The research noted that of the analysts lost by US banks over the past two years, 61% covered US markets, equating to 172 individuals. However, they expanded the number of analysts in the UK by 16% or 46 people.
In other words, US banks have shrunk their local teams but continued to invest in their global presence, increasing the number of analysts in the UK who also cover Europe from the UK as well as Asia.
As for European banks over the same time frame, 66% or 121analysts that were dropped covered the US. However, they bolstered their UK analyst teams by 8.2% or 15 individuals.
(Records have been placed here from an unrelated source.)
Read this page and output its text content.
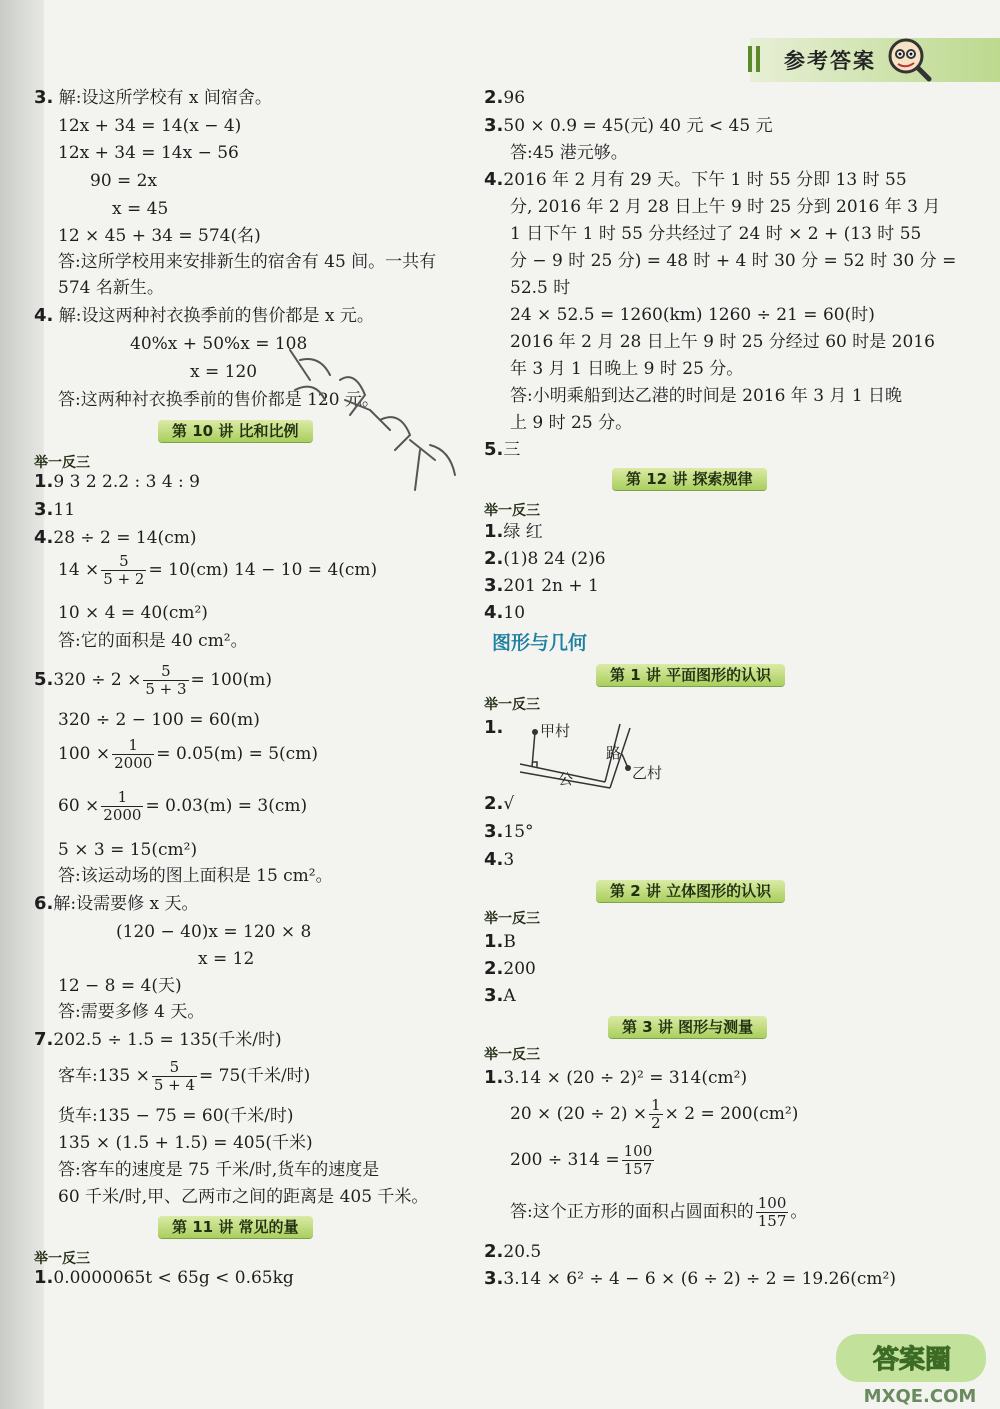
参考答案
3. 解:设这所学校有 x 间宿舍。
12x + 34 = 14(x − 4)
12x + 34 = 14x − 56
90 = 2x
x = 45
12 × 45 + 34 = 574(名)
答:这所学校用来安排新生的宿舍有 45 间。一共有
574 名新生。
4. 解:设这两种衬衣换季前的售价都是 x 元。
40%x + 50%x = 108
x = 120
答:这两种衬衣换季前的售价都是 120 元。
第 10 讲 比和比例
举一反三
1.9 3 2 2.2 : 3 4 : 9
3.11
4.28 ÷ 2 = 14(cm)
$14 \times \frac{5}{5 + 2} = 10(cm) 14 - 10 = 4(cm)$
10 × 4 = 40(cm²)
答:它的面积是 40 cm²。
$5.320 \div 2 \times \frac{5}{5 + 3} = 100(m)$
320 ÷ 2 − 100 = 60(m)
$100 \times \frac{1}{2000} = 0.05(m) = 5(cm)$
$60 \times \frac{1}{2000} = 0.03(m) = 3(cm)$
5 × 3 = 15(cm²)
答:该运动场的图上面积是 15 cm²。
6.解:设需要修 x 天。
(120 − 40)x = 120 × 8
x = 12
12 − 8 = 4(天)
答:需要多修 4 天。
7.202.5 ÷ 1.5 = 135(千米/时)
客车:135 × $\frac{5}{5 + 4} = 75$(千米/时)
货车:135 − 75 = 60(千米/时)
135 × (1.5 + 1.5) = 405(千米)
答:客车的速度是 75 千米/时,货车的速度是
60 千米/时,甲、乙两市之间的距离是 405 千米。
第 11 讲 常见的量
举一反三
1.0.0000065t < 65g < 0.65kg
2.96
3.50 × 0.9 = 45(元) 40 元 < 45 元
答:45 港元够。
4.2016 年 2 月有 29 天。下午 1 时 55 分即 13 时 55
分, 2016 年 2 月 28 日上午 9 时 25 分到 2016 年 3 月
1 日下午 1 时 55 分共经过了 24 时 × 2 + (13 时 55
分 − 9 时 25 分) = 48 时 + 4 时 30 分 = 52 时 30 分 =
52.5 时
24 × 52.5 = 1260(km) 1260 ÷ 21 = 60(时)
2016 年 2 月 28 日上午 9 时 25 分经过 60 时是 2016
年 3 月 1 日晚上 9 时 25 分。
答:小明乘船到达乙港的时间是 2016 年 3 月 1 日晚
上 9 时 25 分。
5.三
第 12 讲 探索规律
举一反三
1.绿 红
2.(1)8 24 (2)6
3.201 2n + 1
4.10
图形与几何
第 1 讲 平面图形的认识
举一反三
1. 甲村
乙村
公
路
2.√
3.15°
4.3
第 2 讲 立体图形的认识
举一反三
1.B
2.200
3.A
第 3 讲 图形与测量
举一反三
1.3.14 × (20 ÷ 2)² = 314(cm²)
$20 \times (20 \div 2) \times \frac{1}{2} \times 2 = 200(cm^2)$
$200 \div 314 = \frac{100}{157}$
答:这个正方形的面积占圆面积的 $\frac{100}{157}$ 。
2.20.5
3.3.14 × 6² ÷ 4 − 6 × (6 ÷ 2) ÷ 2 = 19.26(cm²)
答案圈
MXQE.COM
This meant they have consolidated back to their core markets, providing pan-European research coverage from the UK and withdrawing from the US.
From a sector perspective, US brokers grew their analyst teams by 6% in both financials and real estate over the past two years. Sectors that suffered the most were energy which saw a 23% drop in coverage and energy, down 21%.
In Europe, brokers have cut their teams across all sectors between 2018 and 2020, with energy and healthcare being hardest hit, with an 18% loss of analysts in each area.
The downward trend continued in 2020 with healthcare coverage falling 14%, while financials and energy each lost 7% of their analyst teams. IT was the exception, showing a slight hike of 2%.
The Analyst Mapping Service enables buyside firms access to centralised data to track analyst moves, in order to evaluate and benchmark their payments to research providers.
Mike Carrodus, CEO of Substantive Research, said, “The global research market shows no sign of convergence yet. Europe remains committed to unbundling, with asset managers paying for research from their own P&L, but considering a softening of the rules for research on SMEs and fixed income.
He added, “At the same time, the US continues to pass research costs to their client base. However, both sides are working with capped budgets, meaning they are allocating carefully and transparently.”